Traditional psychological perspectives focus on individual vulnerabilities and one-on-one therapeutic interventions, but research from the field of positive psychology offer insights to people's capacity to face less-than-optimal life circumstances.
Despite economic inequities, astounding numbers of people worldwide report high levels of happiness (Helliwell, Layard, & Sachs, 2019).
Albert Bandura is a leading researcher contributing to the foundations of positive psychology. Bandura’s social cognitive theory (SCT) gives framework, provides guidance for future research, and offers pathways going forward.
At the heart of SCT is self-efficacy - the belief that one can take actions that will produce the desired outcomes. Indeed, hope and optimism are our everyday terms for agency. Expanding, as Bandura did in the last chapter of Self-Efficacy: The Exercise of Control (1997), individual agency is the beginning, but it is through shared efforts and collective efficacy that greater success can and must be achieved.
In this chapter, I bring Bandura's research to our international community highlighting the power of self and the collective efficacy to address looming global challenges.
How you can build your own sense of purpose, efficacy, and power to enact beneficial changes, as Bandura role-models and promises, is shared here.
In his last decade, Bandura focused on enlisting the power of youth to address climate change and the many related social issues. From gestation forward, we are social beings dependent upon one another. Building a child’s efficacy, caring, empathy, and emotion regulation toward social competence for success, as Bandura recommended, Bronfenbrenner’s ecological systems theory provides context for our mutual interdependence.
Drawing upon the fundamental power of role models (positive, negative, and transitioning) and storytelling, Bandura’s work with Miguel Sabido (Televisia, The Population Communications International – PCI , Population Media Center (PCM), Lynne Cherry (Young Voices for the Planet), and others, shows how very successful serial drama programs – story telling for the greater global good – can be vehicles to empower change. Notably, hope, self-efficacy and collective efficacy are necessarily united and cannot be disambiguated.
Hope, Bandura explains, is an individual’s as well as the shared energy needed to take action. “People can ill afford to trade efficacious endeavors for public apathy or mutual immobilization. The times call for social initiative that build people's sense of collective efficacy to influence the conditions that shape their lives and those of future generations" (Bandura, 1997, p. 525.). Bandura’s eight mechanisms of Moral Disengagement: How People Can Do Harm and Live with Themselves (2016) shared in his last book are included here. How easily we might slip into inaction and apathy must be understood to ensure our moral engagement.

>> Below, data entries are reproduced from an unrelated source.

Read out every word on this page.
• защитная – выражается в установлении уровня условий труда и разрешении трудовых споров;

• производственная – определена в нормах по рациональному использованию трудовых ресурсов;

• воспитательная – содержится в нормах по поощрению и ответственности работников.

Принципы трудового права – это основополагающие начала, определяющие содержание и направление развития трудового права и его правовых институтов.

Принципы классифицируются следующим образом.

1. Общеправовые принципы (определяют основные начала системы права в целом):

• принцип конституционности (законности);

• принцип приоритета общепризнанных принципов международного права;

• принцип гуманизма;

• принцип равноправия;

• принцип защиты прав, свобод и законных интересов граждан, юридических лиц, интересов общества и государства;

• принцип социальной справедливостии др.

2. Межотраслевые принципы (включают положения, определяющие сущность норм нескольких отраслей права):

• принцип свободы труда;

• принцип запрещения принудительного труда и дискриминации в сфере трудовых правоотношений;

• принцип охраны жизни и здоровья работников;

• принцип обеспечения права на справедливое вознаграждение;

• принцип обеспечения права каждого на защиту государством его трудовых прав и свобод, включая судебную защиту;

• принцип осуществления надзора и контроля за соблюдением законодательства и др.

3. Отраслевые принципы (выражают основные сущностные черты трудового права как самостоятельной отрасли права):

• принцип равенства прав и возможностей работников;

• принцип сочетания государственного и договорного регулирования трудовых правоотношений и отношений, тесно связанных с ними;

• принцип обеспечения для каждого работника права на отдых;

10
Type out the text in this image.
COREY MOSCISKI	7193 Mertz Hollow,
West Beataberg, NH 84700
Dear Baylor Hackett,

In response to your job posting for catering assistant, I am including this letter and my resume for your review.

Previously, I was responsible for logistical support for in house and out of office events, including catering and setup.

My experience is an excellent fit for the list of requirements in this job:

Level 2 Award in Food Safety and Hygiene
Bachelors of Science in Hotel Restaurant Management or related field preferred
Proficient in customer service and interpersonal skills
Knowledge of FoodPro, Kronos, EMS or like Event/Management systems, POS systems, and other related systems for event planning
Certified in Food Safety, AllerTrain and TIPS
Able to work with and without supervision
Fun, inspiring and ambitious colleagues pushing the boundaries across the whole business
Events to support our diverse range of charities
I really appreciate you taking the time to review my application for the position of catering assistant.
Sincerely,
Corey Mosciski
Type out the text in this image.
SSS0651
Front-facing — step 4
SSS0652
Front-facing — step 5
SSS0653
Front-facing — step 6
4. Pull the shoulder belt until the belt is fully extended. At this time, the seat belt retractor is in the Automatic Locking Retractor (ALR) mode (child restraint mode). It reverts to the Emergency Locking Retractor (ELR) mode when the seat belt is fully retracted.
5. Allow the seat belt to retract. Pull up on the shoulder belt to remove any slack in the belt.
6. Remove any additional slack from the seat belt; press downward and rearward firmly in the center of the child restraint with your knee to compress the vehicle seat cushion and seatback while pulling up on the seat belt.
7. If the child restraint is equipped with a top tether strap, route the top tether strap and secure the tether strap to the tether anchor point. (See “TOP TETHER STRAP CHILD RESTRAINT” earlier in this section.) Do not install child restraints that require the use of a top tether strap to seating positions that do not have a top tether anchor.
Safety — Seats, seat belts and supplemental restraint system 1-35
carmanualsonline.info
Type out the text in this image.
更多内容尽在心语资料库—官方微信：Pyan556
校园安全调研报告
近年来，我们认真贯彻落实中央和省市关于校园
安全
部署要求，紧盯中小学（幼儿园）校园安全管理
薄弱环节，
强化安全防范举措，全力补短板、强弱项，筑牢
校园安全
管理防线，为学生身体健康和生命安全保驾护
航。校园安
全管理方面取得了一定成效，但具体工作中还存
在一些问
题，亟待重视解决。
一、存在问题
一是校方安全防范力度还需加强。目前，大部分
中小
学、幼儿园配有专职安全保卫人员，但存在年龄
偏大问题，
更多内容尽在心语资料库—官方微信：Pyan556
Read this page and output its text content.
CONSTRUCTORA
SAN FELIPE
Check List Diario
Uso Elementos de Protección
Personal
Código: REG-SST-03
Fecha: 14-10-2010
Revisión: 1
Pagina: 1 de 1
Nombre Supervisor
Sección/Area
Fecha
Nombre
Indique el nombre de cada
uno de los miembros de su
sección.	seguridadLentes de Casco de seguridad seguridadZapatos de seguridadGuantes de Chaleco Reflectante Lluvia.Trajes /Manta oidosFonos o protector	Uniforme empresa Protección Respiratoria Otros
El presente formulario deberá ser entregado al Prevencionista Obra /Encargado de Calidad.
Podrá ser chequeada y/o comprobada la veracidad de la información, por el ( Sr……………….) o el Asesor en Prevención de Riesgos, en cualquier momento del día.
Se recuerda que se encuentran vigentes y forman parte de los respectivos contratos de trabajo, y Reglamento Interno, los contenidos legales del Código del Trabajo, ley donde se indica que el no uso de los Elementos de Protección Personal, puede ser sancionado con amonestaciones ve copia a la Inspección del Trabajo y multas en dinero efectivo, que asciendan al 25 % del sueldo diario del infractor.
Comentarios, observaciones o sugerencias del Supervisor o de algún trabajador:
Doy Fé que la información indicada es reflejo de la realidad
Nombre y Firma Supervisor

What do you see that needs to be done to achieve our shared humanitarian goals? Interestingly, the simple process of recognizing a need, setting goals (proximal, distal), and taking action lifts one out of hopelessness. Joining with others not only provides life sustaining social connections and meaning, it yields authentic self-esteem and collective action efficacy.
Social cognitive theory and positive psychology gives the roadmap forward and Bandura’s call to action is clear. Now is the time to act, efficaciously beyond the self - together - to create our planet's equitable sustainable future.